Seçilenlerin niyetleri, karakterleri, seciyeleri, bilgi ve donanımları demektir.

Aslında bu sınav çok da zor sayılmaz. Çünkü siyasi partiler ve seçilecek adaylar kendi seciyelerini ortaya koyuyorlar, maskelemek isteseler bile var olan yanlışları belli oluyor, gizleyemiyorlar.

Farklı partilerin var olan sahtelikleri seçim sürecinde sırıtıyordu. Tabii ki süslemeye ve gizlemeye çalışıyorlardı ama bu defa yalanları artıyordu ve bazılarının sahip olduklarını söyledikleri “Değer Ölçüleri” nin yokluğu gören gözler için kesinleşiyordu.

Öte yandan seçmen de bunları görüyor, fakat, gerçekten anlayabiliyor mu? Anlayabilecek kadar kendi “Değer Ölçüleri” nin idrakinde ve umurunda mı, yeterli muhakeme ve bilgi seviyesine sahip mi idi? Bunlar da onun kendi kendini muhakeme etmesi gereken durumlardır.

Hemen bir itirazınızı görür gibiyim!

İşsiz ve aç adamın toplum için aklıselim gerektiren konularla ne işi olur diyorsunuz ve haklısınız.

Nüfusun en az yarısı bu durumda iken, nelerden bahsediyoruz, değil mi!!!

***

31 MART 1918

Bilmemiz gereken bir tarihtir.

Türk Dünyasının karşılaştığı en büyük felaketlerden birinin tarihidir 31 Mart 1918.

Azerbaycan’da Bakü, Nahçıvan ve Karabağ’da Ermeni ve Rus çetelerinin yaklaşık 25.000 Azeri Türkünü katlettikleri gündür, o gün.

Bize karşı, işlemediğimiz 1915 soykırım suçlaması yaparlar ama daha dün gibi yakın 26 Şubat 1992 Hocalı katliamını hiç kimse görmez. ...

Ve Hızır olup, imdada yetişen Türk İslam Ordusu ve Komutanı Nuri Paşa’yı unutamayız.

Sitemim başta Ankara’yadır.

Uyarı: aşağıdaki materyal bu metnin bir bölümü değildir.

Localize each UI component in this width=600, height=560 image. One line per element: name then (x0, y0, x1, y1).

Ey Türkiye Uyumayalım, Unutmayalım, Uyandıralım!

Abdullah Gül Ermenistan’a gitti, Ermeni açılımı başlattı, korkudan cam fanus içinde futbol maçı seyretti. Geldi Ermeni Cumhurbaşkanı ile Bursa’da maç seyretti, Azerbaycan bayraklarını polisimize toplattı, stattan çıkarttı ve çöpe attırdı. Ne kazandı? Hiç! Ermeni açılımı ne oldu? Fiyasko!

İki sonuç çıktı: Kendi milletine Ermeni katliamlarını unutturdu, dünya bizi soykırımcı olarak tanımaya devam etti.